Date on Master's Thesis/Doctoral Dissertation

8-2019

Document Type

Doctoral Dissertation

Degree Name

Ph. D.

Department

Pan-African Studies

Degree Program

Pan-African Studies, PhD

Committee Chair

Story, Kaila

Committee Co-Chair (if applicable)

Caldwell, Anne

Committee Member

Caldwell, Anne

Committee Member

Jones, Ricky

Committee Member

Byrd, W. Carson

Author's Keywords

fraternities; higher education; institutionality; masculinity; queer of color critique; queer theory

Abstract

Drawing heavily on Roderick Ferguson’s (2012) theory of institutionality, this dissertation constructs a counter-historical genealogy of racialized gender in higher education and U.S. society through the formation of black Greek-lettered fraternities. Ferguson argues that with the insurgence of minority resistance globally and domestically during the mid-twentieth century, hegemonic power took a new form. Instead of rejecting minority difference, power’s new network attempted to work through and with minority difference in an effort to absorb and restrict these radical formations within state, capital and academy frameworks—producing narrow or one-dimensional minority subjectivities. Established at the turn of the twentieth century, black Greek-lettered fraternities reflect the impetus and crossroads of power’s new archive as constituted through two competing yet complementing social movements—the racial uplift and the American fraternal movements—therefore, working within and against institutional normative logics of race, gender, sexuality, and class. As such, this study employs black fraternalism to reveal power’s post-WWII dynamics and its impact on black subjectivity within the academy and the broader U.S. political landscape, particularly in relation to black queer embodiment and politics. This study constitutes a queer of color critique. A queer of color critique centers the queer of color subject, and in doing so, exposes the often-obscured interconnected systems of race, gender, sexuality and class in cultural formations to map the contours of power propagated by state and capital forces.
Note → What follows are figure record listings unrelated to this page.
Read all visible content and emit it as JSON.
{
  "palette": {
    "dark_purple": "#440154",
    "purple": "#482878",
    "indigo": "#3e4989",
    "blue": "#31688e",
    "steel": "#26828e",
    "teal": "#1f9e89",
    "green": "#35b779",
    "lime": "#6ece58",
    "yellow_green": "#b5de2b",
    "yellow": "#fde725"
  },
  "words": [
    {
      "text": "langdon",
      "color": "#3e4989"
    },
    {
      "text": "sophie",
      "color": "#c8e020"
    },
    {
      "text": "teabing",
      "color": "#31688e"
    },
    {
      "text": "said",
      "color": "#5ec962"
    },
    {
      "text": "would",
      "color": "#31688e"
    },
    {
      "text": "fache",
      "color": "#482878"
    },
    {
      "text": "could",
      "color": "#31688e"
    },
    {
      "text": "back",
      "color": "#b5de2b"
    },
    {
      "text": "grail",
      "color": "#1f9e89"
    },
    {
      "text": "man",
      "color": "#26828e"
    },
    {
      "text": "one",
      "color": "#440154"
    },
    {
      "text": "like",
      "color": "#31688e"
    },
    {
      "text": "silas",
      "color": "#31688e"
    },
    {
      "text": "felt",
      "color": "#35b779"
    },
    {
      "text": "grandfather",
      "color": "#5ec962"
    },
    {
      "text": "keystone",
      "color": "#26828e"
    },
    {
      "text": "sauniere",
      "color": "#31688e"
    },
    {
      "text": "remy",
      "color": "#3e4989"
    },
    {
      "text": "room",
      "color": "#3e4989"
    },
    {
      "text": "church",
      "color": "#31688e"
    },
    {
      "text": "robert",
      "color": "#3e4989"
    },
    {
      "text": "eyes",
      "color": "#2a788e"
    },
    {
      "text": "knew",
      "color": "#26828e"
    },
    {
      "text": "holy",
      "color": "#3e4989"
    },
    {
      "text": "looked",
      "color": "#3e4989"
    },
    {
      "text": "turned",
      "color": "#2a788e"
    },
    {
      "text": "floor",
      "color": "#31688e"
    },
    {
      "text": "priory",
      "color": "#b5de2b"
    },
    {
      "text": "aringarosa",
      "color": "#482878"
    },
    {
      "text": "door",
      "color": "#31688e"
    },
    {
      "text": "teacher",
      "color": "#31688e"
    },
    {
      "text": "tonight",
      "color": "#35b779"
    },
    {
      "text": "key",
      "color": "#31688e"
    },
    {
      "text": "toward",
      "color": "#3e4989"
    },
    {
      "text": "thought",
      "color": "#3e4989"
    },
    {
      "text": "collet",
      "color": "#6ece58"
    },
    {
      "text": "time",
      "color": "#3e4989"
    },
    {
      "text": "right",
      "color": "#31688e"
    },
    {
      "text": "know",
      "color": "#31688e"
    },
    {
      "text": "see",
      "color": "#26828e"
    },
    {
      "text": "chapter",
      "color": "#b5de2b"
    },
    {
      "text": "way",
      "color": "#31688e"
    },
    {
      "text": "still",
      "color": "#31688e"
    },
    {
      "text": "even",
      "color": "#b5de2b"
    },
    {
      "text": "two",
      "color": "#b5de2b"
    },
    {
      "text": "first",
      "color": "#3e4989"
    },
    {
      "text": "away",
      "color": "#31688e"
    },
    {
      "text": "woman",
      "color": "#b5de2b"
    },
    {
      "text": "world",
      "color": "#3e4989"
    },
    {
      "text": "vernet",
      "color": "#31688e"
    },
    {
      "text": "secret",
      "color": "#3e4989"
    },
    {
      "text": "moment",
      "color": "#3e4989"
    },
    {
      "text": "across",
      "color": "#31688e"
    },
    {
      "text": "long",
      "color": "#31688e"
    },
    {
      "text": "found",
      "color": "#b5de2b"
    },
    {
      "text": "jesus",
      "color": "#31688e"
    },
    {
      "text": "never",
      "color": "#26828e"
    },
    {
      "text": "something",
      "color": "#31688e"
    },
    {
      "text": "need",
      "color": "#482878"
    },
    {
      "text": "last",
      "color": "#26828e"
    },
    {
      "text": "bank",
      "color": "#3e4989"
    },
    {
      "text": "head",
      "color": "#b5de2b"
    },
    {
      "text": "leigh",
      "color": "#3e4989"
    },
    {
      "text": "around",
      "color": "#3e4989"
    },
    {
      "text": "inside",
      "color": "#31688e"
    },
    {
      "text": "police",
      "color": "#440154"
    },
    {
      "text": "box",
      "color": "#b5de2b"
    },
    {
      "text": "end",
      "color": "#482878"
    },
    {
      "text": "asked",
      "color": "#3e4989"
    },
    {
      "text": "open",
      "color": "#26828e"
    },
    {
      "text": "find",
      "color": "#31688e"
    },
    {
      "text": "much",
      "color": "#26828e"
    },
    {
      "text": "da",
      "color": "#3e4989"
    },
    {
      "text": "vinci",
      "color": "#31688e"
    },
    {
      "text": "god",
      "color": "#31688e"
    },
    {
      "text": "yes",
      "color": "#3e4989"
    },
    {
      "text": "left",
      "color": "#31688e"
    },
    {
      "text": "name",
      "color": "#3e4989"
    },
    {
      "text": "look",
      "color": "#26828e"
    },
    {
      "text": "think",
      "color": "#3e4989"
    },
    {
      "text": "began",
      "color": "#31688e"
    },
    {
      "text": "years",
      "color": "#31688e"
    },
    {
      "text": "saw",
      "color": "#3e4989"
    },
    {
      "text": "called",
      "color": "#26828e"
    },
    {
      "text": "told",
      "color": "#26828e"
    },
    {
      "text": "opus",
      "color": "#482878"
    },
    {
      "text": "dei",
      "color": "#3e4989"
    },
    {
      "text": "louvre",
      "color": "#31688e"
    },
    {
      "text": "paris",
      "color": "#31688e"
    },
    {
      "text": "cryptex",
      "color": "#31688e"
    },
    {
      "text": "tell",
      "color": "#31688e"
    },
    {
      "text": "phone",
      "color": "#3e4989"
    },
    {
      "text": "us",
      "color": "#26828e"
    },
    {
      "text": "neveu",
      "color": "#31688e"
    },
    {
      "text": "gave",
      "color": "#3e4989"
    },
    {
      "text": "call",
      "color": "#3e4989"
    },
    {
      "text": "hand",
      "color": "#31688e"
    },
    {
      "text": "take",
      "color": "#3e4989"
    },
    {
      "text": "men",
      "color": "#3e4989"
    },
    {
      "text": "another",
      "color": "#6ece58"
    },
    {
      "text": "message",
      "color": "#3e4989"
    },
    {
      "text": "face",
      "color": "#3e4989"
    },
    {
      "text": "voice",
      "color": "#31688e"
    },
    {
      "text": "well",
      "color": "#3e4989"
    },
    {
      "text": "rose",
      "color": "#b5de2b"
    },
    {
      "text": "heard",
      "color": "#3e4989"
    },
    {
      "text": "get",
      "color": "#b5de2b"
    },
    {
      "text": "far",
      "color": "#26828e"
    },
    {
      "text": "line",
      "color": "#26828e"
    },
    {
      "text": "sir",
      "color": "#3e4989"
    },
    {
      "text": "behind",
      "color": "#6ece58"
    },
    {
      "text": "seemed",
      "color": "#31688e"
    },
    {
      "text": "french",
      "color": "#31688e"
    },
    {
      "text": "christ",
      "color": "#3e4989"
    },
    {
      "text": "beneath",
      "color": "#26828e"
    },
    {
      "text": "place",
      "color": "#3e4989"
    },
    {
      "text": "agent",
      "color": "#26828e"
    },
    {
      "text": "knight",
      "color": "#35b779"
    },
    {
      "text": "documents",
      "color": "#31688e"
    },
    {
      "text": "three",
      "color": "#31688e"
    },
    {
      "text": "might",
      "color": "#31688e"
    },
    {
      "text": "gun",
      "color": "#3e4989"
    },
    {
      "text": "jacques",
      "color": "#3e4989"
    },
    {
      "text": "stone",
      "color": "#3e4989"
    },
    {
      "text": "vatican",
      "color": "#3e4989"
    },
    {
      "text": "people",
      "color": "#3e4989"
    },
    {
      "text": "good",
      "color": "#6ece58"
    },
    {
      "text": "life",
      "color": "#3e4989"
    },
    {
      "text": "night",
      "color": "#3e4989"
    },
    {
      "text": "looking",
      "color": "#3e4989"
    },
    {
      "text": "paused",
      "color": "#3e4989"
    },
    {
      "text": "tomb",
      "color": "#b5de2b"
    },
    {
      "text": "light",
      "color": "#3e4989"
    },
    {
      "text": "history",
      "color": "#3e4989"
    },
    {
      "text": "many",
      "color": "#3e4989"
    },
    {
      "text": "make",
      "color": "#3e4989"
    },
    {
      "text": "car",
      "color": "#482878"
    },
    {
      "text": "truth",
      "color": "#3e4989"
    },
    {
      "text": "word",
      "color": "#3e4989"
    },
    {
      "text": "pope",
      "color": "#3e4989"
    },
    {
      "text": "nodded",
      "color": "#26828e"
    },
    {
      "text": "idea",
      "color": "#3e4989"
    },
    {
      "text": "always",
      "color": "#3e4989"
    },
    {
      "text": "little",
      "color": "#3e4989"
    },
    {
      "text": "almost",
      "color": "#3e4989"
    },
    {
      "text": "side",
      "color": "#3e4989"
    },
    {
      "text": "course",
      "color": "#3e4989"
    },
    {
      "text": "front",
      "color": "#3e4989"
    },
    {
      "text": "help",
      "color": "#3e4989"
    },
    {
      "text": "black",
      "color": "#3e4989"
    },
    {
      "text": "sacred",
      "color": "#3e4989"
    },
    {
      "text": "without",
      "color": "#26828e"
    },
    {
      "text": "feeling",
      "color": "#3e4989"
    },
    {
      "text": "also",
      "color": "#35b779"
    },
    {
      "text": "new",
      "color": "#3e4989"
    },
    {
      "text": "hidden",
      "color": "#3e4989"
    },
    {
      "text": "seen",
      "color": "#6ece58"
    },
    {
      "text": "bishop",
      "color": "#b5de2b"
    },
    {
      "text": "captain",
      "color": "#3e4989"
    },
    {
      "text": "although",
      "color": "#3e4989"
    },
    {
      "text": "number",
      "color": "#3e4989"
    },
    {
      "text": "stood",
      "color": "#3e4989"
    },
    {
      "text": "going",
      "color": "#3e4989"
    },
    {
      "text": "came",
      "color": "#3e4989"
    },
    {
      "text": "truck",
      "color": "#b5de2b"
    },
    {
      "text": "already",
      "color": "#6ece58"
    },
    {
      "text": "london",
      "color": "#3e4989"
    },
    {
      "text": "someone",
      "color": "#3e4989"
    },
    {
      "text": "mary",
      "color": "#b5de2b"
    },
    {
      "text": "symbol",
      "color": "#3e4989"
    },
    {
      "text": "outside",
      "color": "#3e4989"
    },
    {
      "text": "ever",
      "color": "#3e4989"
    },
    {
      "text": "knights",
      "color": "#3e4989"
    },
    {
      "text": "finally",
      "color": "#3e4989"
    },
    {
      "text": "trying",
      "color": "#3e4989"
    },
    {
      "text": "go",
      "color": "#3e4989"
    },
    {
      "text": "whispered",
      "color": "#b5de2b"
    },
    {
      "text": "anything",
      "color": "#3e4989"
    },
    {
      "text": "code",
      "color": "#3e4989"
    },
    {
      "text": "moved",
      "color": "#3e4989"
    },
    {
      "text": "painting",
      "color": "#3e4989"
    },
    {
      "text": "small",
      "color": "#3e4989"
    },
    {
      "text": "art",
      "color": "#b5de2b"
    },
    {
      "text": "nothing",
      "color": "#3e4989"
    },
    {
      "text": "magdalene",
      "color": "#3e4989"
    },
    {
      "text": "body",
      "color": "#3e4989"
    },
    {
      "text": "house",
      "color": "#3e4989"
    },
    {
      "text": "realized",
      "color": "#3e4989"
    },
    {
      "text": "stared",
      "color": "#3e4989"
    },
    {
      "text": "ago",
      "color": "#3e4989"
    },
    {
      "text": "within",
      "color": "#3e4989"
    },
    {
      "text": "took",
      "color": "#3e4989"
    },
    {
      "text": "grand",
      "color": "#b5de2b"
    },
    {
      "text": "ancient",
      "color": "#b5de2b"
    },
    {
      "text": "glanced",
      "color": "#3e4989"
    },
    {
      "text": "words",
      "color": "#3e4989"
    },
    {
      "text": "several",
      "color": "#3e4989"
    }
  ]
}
This study finds that as minority difference was institutionalized within the post-civil rights academy, black fraternalism was employed to facilitate and affirm institutional demands for equity and an idealized cis-heteropatriarchal black subjectivity, foreclosing on alternative gendered critical possibilities. As such, this study explores the development of black queer fraternal (BQF) formations, so-called deviant forms of black fraternalism that subvert its institutional masculine homosocial logics, to suggests a critical alternative black gender politics, freedom, memory, and normality.